Pourtant, Eric s’était promis de ne plus donner son opinion sur l’internet et de concentrer ses énergies exclusivement sur sa famille et son boulot. On se dit que ça doit être très grave pour qu’Eric accepte de sortir de sa retraite comme ça. Eric le calme, le gentil, le patient. Eric qui abhorre la controverse et la chicane. Eric qui pratique la zénitude. Eric qui n’aime pas se mettre les gens à dos. Eric qui a tout compris après avoir visionné The Social Dilemma.

Sauter dans l’arène

Des choses épouvantables et d’une absurdité sans nom, il y en a eu plusieurs au cours des derniers mois. Les raisons de sortir d’une longue pause de prise de position sur les médias sociaux n’ont pas manqué. Je pense à l’histoire de Joyce Echaquan, par exemple. Pas un seul mot. La sérénité d’Eric était jusque-là imperturbable.

Non, ce qui l’a vraiment fait sortir de ses gonds, c’est qu’une professeure soit dans l’embarras après avoir utilisé le « mot en n ». Il a sitôt enfilé les gants de boxe et sauté dans l’arène sans attendre. Pas pour la mort terrible de Joyce. Pour le « mot en n ». C’est ça qui l’a poussé à reprendre du service et rien d’autre. Il en a même fait sa priorité numéro un. Il a fait passer ce mot avant sa famille, ses passions et son travail. Avant son souhait de ne plus se chicaner sur l’internet. Avant la dignité des personnes noires.
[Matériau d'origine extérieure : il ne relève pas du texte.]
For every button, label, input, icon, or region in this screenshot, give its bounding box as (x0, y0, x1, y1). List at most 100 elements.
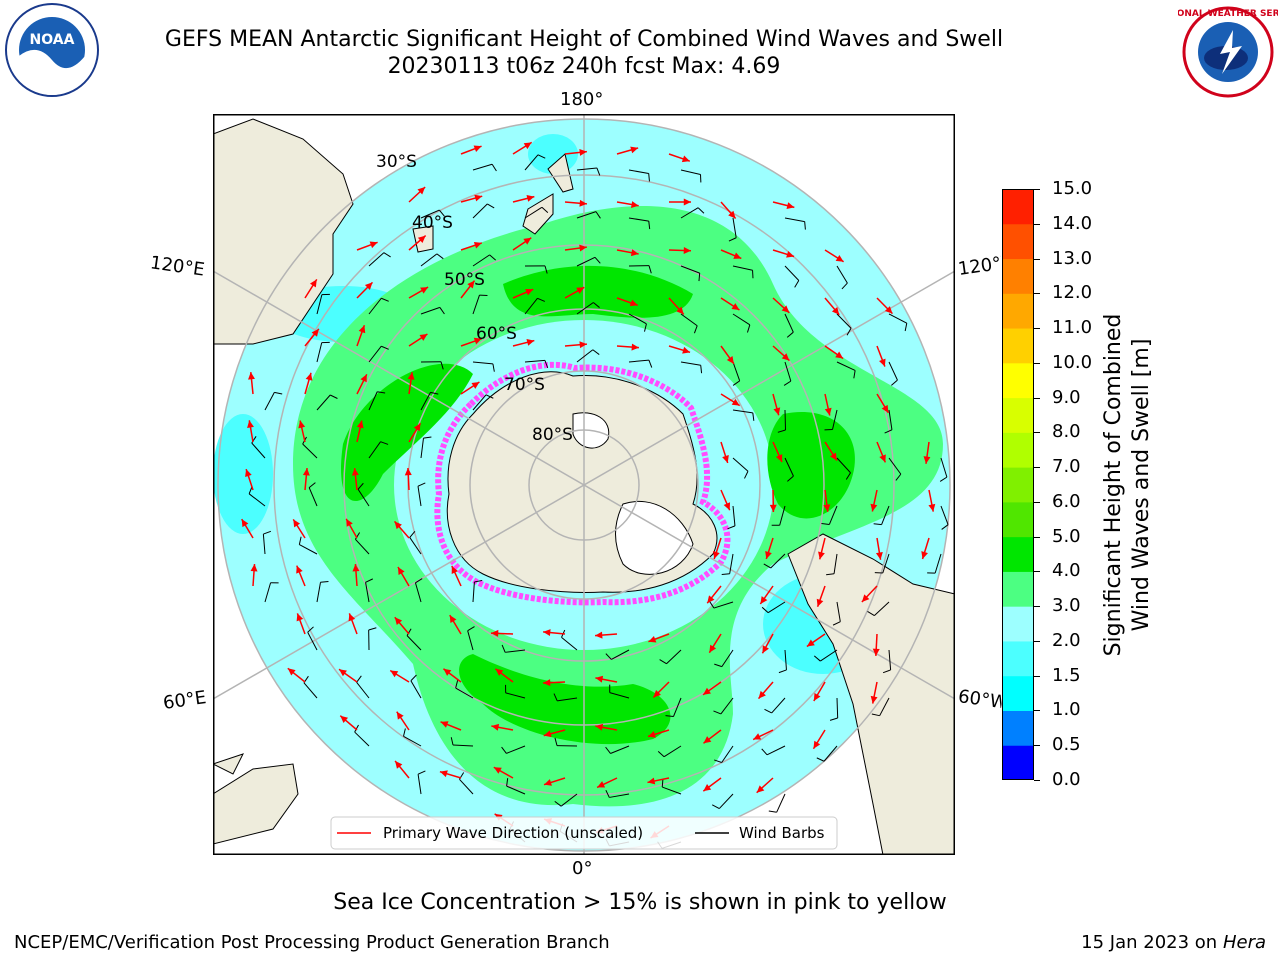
map-legend: Primary Wave Direction (unscaled) Wind B… (330, 816, 838, 850)
lat-label-70s: 70°S (504, 375, 545, 395)
wind-barb (472, 254, 490, 267)
colorbar-tick (1034, 780, 1040, 781)
wave-arrowhead (417, 235, 426, 243)
wave-arrowhead (879, 358, 886, 367)
wind-barb (406, 635, 422, 651)
wave-arrowhead (781, 353, 790, 361)
colorbar-tick-label: 1.5 (1052, 664, 1081, 686)
wave-arrowhead (775, 454, 783, 463)
wave-arrowhead (786, 202, 795, 209)
wave-arrowhead (346, 518, 353, 527)
wind-barb-flag (537, 154, 546, 159)
wind-barb (368, 441, 381, 459)
colorbar-segment (1002, 432, 1034, 468)
wave-arrowhead (631, 343, 639, 351)
wind-barb (832, 409, 838, 430)
wind-barb (576, 256, 596, 267)
colorbar-segment (1002, 501, 1034, 538)
wind-barb-flag (417, 770, 426, 775)
wind-barb-flag (380, 441, 389, 445)
wind-barb (784, 217, 805, 223)
wind-barb (888, 361, 898, 381)
footer-host: Hera (1222, 932, 1266, 953)
wind-barb-flag (377, 391, 386, 394)
footer-date-text: 15 Jan 2023 on (1081, 932, 1223, 953)
wind-barb (561, 636, 578, 651)
wave-arrowhead (287, 668, 296, 676)
wind-barb-flag (544, 360, 549, 369)
wave-arrowhead (352, 564, 360, 572)
wind-barb-flag (492, 363, 495, 372)
wind-barb-flag (778, 669, 787, 674)
lat-label-40s: 40°S (412, 213, 453, 233)
wave-arrowhead (394, 617, 403, 625)
colorbar-tick (1034, 606, 1040, 608)
wave-arrowhead (647, 777, 656, 785)
sea-ice-caption: Sea Ice Concentration > 15% is shown in … (333, 890, 947, 915)
wind-barb (666, 649, 682, 665)
wave-arrowhead (928, 503, 936, 512)
wind-barb-flag (752, 412, 755, 421)
wave-arrowhead (360, 374, 367, 383)
colorbar-tick (1034, 501, 1040, 503)
wind-barb (611, 649, 630, 660)
wave-arrowhead (311, 328, 319, 337)
wave-arrowhead (728, 210, 736, 219)
wind-barb (828, 505, 838, 525)
wave-arrowhead (648, 635, 657, 643)
wind-barb-flag (274, 391, 283, 395)
wind-barb (820, 649, 838, 662)
wave-arrowhead (683, 247, 691, 254)
wind-barb (410, 680, 422, 699)
wind-barb-flag (727, 525, 736, 530)
wind-barb-flag (829, 717, 838, 721)
colorbar-segment (1002, 258, 1034, 294)
wind-barb (472, 582, 475, 603)
wind-barb (524, 298, 538, 315)
wind-barb-flag (787, 475, 794, 482)
wind-barb-flag (845, 472, 851, 480)
colorbar-tick-label: 0.0 (1052, 769, 1081, 790)
wind-barb-flag (648, 265, 652, 274)
wind-barb (721, 649, 734, 667)
wind-barb (452, 744, 474, 747)
wave-arrowhead (830, 452, 837, 461)
wave-arrowhead (340, 715, 349, 724)
wind-barb (264, 392, 275, 411)
wind-barb (934, 553, 942, 574)
wind-barb-flag (593, 302, 600, 308)
wind-barb (873, 601, 890, 616)
wave-arrowhead (579, 341, 587, 349)
wind-barb-flag (763, 563, 771, 569)
wave-arrowhead (683, 198, 691, 206)
wind-barb-flag (713, 759, 722, 763)
wave-arrowhead (870, 695, 878, 704)
wind-barb (836, 601, 841, 622)
wind-barb-flag (744, 471, 749, 479)
wave-arrowhead (407, 372, 415, 380)
wind-barb (505, 649, 526, 653)
wave-arrowhead (364, 282, 373, 290)
colorbar-tick-label: 7.0 (1052, 456, 1081, 478)
wind-barb (680, 361, 701, 366)
colorbar-tick-label: 8.0 (1052, 421, 1081, 443)
wind-barb (766, 745, 786, 756)
wind-barb (472, 361, 493, 365)
wind-barb (720, 697, 734, 715)
wind-barb (308, 487, 318, 507)
wind-barb (732, 265, 753, 271)
colorbar-tick (1034, 258, 1040, 260)
wave-arrowhead (467, 280, 475, 289)
lon-label-60w: 60°W (956, 686, 1004, 713)
wind-barb (403, 735, 422, 747)
wave-arrowhead (491, 629, 499, 637)
wave-arrowhead (413, 423, 421, 432)
wind-barb-flag (761, 748, 768, 756)
wind-barb-flag (365, 578, 374, 583)
wind-barb-flag (941, 524, 949, 530)
wave-arrowhead (544, 779, 552, 786)
wind-barb (524, 154, 539, 171)
wind-barb-flag (423, 436, 432, 439)
wind-barb-flag (544, 265, 548, 274)
wave-arrowhead (758, 690, 766, 699)
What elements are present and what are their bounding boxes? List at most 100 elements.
Le message est fort : Eric le gentil est fâché. Il a même inséré « tabarnack » dans sa montée de lait. Pas content du tout. Eric qui ne commente jamais rien ! Faut le faire ! On a réussi à contrarier le bon Eric qui n’aime pas la discorde et qui fait du yoga !

Et il est là le problème. Parce que des Eric qui se tiennent à l’écart de Facebook et qui n’ont jamais d’opinion sur rien par peur de froisser les gens, il y en a tout plein. Et ces Eric-là, depuis la semaine dernière, se manifestent tour à tour, sans crainte de blesser les personnes directement concernées, pour faire front commun contre « la plus grande menace des derniers mois », celle de voir disparaître le « mot en n » des universités.

C’est pas banal que ces personnages en semi-congé des réseaux sociaux choisissent de se mobiliser pour faire de cet incident leur cheval de bataille parmi tous les événements malheureux d’une année 2020 pourtant forte en bouleversements. C’est un choix qui parle fort, qui trahit peut-être plus qu’on aimerait se l’avouer les motivations derrière ces multiples sorties.

Au-delà du débat qui sévit actuellement, il faudra quand même se demander sérieusement ce que révèle sur nous cet empressement à monter au créneau lorsqu’il est question de proscrire l’utilisation par des personnes non racisées d’un mot qui blesse.

Qu’est-ce qui amène donc Eric à sortir de son mutisme pour réagir aussi énergiquement ?

On aura beau faire toutes les pirouettes qu’on voudra pour s’en défendre, le recours à ce mot finit toujours par se hisser au sommet de nos priorités. Et nos amies, amis et collègues des communautés noires se retrouvent encore une fois à devoir nous prendre par la main pour nous expliquer ce qu’ils nous ont déjà expliqué des centaines de fois alors qu’ils ont certainement mieux à faire que de jouer aux profs de maternelle.